I hope I did not just confuse you more.

hugs

Aspin

It works with many websites ...

... as long as you use only one browser window for actually inputting something (e.g. writing mail, ordering goods, ...) and use all the other windows only for reading.

But there are websites out there that get confused even with this method, and generally don't work properly if you open them in more than one browser window.

Sometimes it helps to use different browsers (open the URL in Internet Explorer and then again in Firefox, for example).

--- Martin

It's Magic!

The simple answer, is it works, some of the time. And some of the time, it doesn't.

As long as a webpage doesn't contain active content, that is, stuff that is updating depending on what you're doing, or on what is being streamed by the site, then each page view is just a static snapshot in time. The website doesn't know, or care, if you're still looking at it on the screen, or not. It was downloaded onto your screen when you clicked on it, and... there it is.

But, if you're using a website with all kinds of cookies and security stuff, and context-sensitive behavior, like an electronic bill-paying site would have, yeah, it'll get pretty confused if you're running two sessions on the same browser.

More geeky answer bits: Sometimes, the page is "cached" somewhere in the pipeline, like maybe your browser, or by your internet service provider, and you can load the page a zillion times, and the website only saw you did it once.

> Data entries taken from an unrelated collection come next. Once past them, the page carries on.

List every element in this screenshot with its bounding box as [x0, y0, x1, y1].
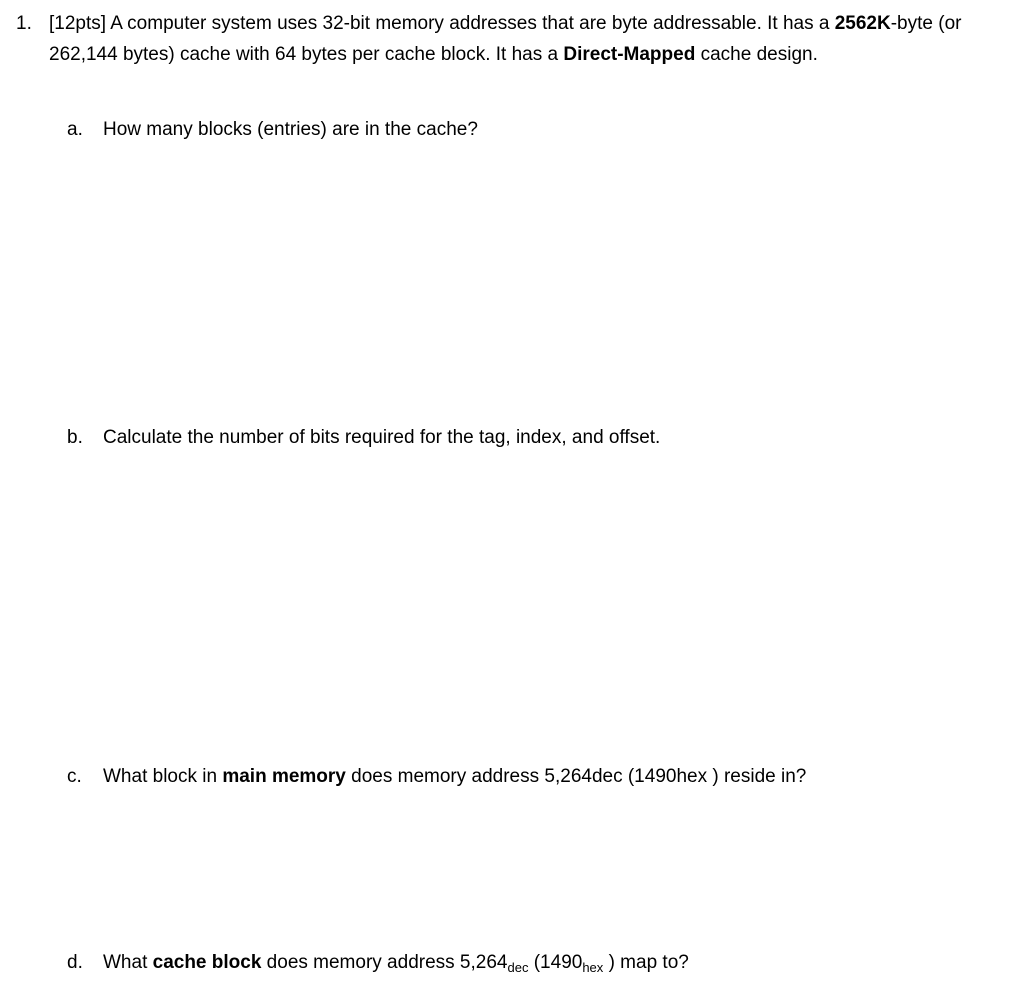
- question-text-line-1: [12pts] A computer system uses 32-bit memory addresses that are byte addressable. It has a 2562K-byte (or: [49, 13, 962, 34]
- part-d-text: What cache block does memory address $5,264_{dec}$ ($1490_{hex}$ ) map to?: [103, 952, 689, 975]
- part-c-label: c.: [67, 766, 82, 787]
- cache-design-bold: Direct-Mapped: [563, 44, 696, 65]
- cache-size-bold: 2562K: [834, 13, 891, 34]
- part-b-label: b.: [67, 427, 83, 448]
- subscript-hex: hex: [582, 960, 604, 975]
- cache-block-bold: cache block: [152, 952, 262, 973]
- part-b-text: Calculate the number of bits required for the tag, index, and offset.: [103, 427, 661, 448]
- question-number: 1.: [16, 13, 32, 34]
- part-a-text: How many blocks (entries) are in the cache?: [103, 119, 478, 140]
- part-d-label: d.: [67, 952, 83, 973]
- part-c-text: What block in main memory does memory address 5,264dec (1490hex ) reside in?: [103, 766, 807, 787]
- main-memory-bold: main memory: [222, 766, 346, 787]
- question-text-line-2: 262,144 bytes) cache with 64 bytes per cache block. It has a Direct-Mapped cache design.: [49, 44, 818, 65]
- part-a-label: a.: [67, 119, 83, 140]
- subscript-dec: dec: [507, 960, 529, 975]
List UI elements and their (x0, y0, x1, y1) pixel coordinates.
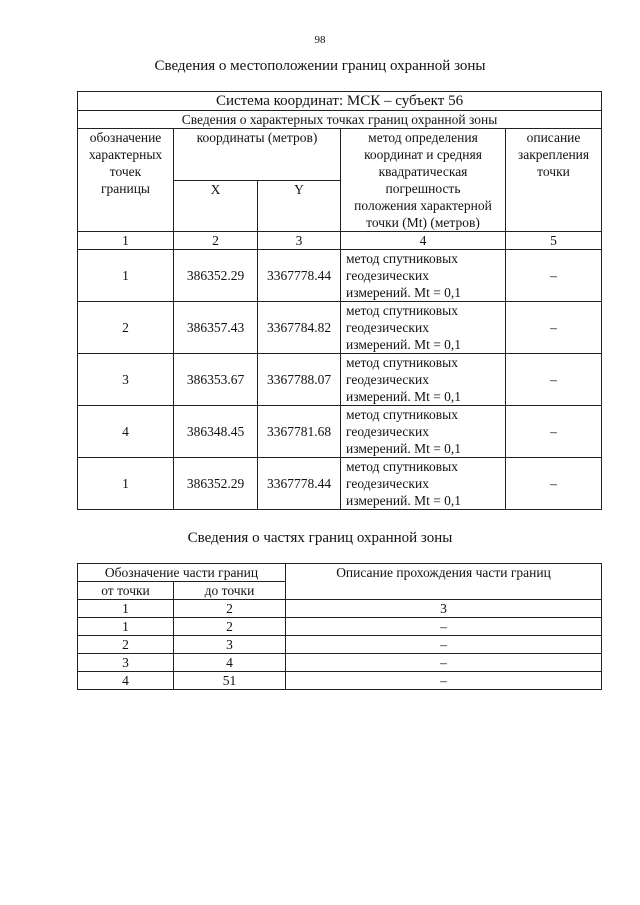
method-line: метод спутниковых (346, 407, 458, 422)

So, basically, if we sum all this up: it's magic!

In simpler terms...

Each time you open your browser, the computer sets aside some of it's resources to handle that beast... and under MOST circumstances the two don't ever talk to each other - or even know the other exists any more than your browser knows your word processor is running.

Now, web sites have gotten "smarter" (their term...) over the years and they keep some track of who you are, where you've been, what you've done and even what others have done (more lately than before)... Sometimes the place they "save" that info is right there on your computer (Cookies... And, no, not the chocolate chip kind). Sometimes they save the data on their end. Some of these "too smart for their own good" web sites send your browser updates on what it's already sent you after time (Like if you're using google mail, you can sit there looking at the screen, and you see new messages come in without hitting the refresh button to go look again.).

As mentioned most of the time all is well in this world... However, some of those "smart" web sites aren't as smart as they think... They "assume" (we all know what that makes...) that you only have one browser open and you have it pointed at them... When you have two, both pointed at that site, it's possible for actions in one window to muck up what's going on in another (that saved data I mentioned).

You never know how smart the website you're using is, until you try thing and they break.